Why Cyber is not enough...
In today's world just securing your Cyber infrastructure is not enough. In many cases companies and agencies spend huge amounts of their budgets on protecting network connected resources but there are other areas that need to be evaluated.
In early 2018 Jigsaw Security adopted the CDM model (diagram) for protecting networks. This is great except that it lacks in some areas that we feel are very important in protecting your corporate and proprietary information.
Annually over 10 Billion in US dollars is lost to theft of proprietary secrets of US based companies. These companies are targeted because they typically carry out many of the research and development activities that lead to technological breakthroughs. What this means for US based companies is that they are and will be targeted for theft of intellectual property.
Non Technical Threats
There are always threats aimed at these companies and agencies from non technical means.
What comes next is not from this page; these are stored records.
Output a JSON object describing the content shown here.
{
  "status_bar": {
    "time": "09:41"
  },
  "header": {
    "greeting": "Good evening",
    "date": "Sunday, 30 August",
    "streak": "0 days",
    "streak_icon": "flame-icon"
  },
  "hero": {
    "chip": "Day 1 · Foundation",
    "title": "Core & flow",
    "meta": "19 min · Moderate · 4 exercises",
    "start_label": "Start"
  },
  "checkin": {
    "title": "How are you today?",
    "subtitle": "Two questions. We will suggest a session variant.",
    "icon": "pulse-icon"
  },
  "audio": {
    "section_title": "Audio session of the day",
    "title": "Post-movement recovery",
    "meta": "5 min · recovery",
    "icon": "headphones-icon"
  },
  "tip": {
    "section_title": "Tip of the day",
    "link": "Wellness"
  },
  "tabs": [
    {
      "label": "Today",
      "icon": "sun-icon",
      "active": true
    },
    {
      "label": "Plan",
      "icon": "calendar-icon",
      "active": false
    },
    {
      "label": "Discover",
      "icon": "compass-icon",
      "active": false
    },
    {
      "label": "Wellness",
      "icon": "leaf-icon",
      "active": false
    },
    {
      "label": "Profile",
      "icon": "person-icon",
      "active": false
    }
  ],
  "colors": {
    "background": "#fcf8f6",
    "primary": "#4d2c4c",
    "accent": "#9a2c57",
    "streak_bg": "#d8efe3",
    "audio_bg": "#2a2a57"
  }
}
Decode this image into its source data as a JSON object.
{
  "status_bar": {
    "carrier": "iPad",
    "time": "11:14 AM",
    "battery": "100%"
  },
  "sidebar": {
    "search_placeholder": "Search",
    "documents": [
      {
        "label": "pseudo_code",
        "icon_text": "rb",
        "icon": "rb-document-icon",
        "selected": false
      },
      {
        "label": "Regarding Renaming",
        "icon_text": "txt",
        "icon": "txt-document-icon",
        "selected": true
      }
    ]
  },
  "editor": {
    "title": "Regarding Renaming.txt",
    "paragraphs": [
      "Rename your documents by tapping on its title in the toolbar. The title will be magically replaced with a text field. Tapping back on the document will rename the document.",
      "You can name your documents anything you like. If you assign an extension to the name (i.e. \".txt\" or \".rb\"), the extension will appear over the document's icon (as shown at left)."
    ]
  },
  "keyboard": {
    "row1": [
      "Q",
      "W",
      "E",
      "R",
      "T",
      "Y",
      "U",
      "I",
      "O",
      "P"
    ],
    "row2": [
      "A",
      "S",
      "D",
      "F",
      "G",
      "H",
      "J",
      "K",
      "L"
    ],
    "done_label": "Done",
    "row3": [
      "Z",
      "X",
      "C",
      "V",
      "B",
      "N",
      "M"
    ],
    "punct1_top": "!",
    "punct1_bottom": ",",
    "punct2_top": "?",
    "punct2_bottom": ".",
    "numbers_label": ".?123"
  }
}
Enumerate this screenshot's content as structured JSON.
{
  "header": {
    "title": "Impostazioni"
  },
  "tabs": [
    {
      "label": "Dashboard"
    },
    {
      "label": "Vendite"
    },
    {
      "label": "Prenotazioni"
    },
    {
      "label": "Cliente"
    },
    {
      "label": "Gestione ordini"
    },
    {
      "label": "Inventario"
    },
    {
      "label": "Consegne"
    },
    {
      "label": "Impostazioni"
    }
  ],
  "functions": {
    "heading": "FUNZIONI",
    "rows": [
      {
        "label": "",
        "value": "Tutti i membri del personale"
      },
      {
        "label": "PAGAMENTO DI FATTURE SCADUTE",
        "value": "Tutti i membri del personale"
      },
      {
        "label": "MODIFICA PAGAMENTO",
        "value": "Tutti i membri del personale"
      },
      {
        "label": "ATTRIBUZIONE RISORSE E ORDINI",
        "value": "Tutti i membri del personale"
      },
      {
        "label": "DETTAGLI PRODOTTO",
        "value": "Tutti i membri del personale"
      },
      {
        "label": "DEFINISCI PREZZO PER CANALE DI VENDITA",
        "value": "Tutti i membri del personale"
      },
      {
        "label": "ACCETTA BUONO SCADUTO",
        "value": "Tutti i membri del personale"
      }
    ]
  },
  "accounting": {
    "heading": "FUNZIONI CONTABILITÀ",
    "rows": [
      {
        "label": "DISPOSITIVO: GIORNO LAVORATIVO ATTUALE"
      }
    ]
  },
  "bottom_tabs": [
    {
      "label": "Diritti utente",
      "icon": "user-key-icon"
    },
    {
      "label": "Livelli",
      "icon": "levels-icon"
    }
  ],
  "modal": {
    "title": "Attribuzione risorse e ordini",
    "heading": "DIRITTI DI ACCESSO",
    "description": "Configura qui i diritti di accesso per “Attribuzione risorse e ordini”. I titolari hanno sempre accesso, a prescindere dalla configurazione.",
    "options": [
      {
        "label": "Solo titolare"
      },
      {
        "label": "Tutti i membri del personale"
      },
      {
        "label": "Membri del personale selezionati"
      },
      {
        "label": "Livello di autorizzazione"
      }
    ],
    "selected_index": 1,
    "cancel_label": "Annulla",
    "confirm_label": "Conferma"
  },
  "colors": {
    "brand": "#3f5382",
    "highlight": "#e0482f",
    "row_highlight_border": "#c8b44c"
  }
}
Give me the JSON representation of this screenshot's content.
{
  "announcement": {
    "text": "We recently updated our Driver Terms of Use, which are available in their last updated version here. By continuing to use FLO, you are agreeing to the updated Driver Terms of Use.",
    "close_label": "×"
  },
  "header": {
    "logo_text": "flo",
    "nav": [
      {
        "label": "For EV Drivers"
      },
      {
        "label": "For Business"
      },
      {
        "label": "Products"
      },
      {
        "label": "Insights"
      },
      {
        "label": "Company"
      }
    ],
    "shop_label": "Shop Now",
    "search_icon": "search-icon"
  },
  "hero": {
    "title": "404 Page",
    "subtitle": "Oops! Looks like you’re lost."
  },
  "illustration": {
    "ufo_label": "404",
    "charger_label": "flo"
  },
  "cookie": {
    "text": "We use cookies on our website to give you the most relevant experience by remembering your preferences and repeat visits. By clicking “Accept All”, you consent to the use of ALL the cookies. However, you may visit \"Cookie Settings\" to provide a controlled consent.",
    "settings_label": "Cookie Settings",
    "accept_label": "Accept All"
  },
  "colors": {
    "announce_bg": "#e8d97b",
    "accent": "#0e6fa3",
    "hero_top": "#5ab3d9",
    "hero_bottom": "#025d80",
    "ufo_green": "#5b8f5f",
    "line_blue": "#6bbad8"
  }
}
Attendees at conferences just talking shop end up spilling information that allows the adversary to collect bits and pieces that although in their individual capacity are not important, when combined with documentation and human intelligence collection, can paint a picture that allows those wishing to steal these ideas to come up with the full picture. In the classified world this is known as derivative classification. This is when several non classified pieces of information are collected that when combined form the basis of highly classified content. In the corporate world we need to be aware of this same issue. Although information may be sensitive but unclassified, when combined with other information it can cause grave damage to companies and agencies responsible for protecting the valued information.
Technical Non IT Attack Vectors
Another area of concern is non IT technical attacks that exploit other electronic devices. An example of this would be a hacker stealing and using someone's ID badge before it can be reported to security or the interception of communications such as cell phone calls or the tracking of individuals based on information collected by applications installed on their cellular phones that can be used to attack the human element by knowing where somebody is so that contact can be made with the individual.
The equipment needed to carry out non network based attacks has gone down in price. Surveillance equipment that used to cost $50,000 can now be had for around $1,000. This makes the barrier to entry for spies to be much less than it had been in the past. This means that more people are targeting others and collecting sensitive information.
Big Data Threat
Although we are users of big data based systems and love the technology, just with anything else it can be used for good or evil. Just like we as IT professionals have adopted big data, so too have the hackers. These systems allow hackers to take individual unclassified bits of information and combine them to paint a very different picture, opening companies up to attacks that otherwise would not have been possible just a few years ago.
While Cyber is important, we highly recommend that Non IT Technical items be a part of your checklist. Adopt continual monitoring such as the CDM model and ensure that you are covering your human assets as closely as you cover your IT and network based systems. Networks and IT based attacks are a major problem but they are only 78% of the problem. The other vectors deserve 22% of your budget but we are seeing IT based organizations make this mistake more and more and it's costing them when they show up in the news as being breached. In many cases they were attacked with IT based systems but the information needed to carry out the attack may have been obtained by other methods. Be Vigilant!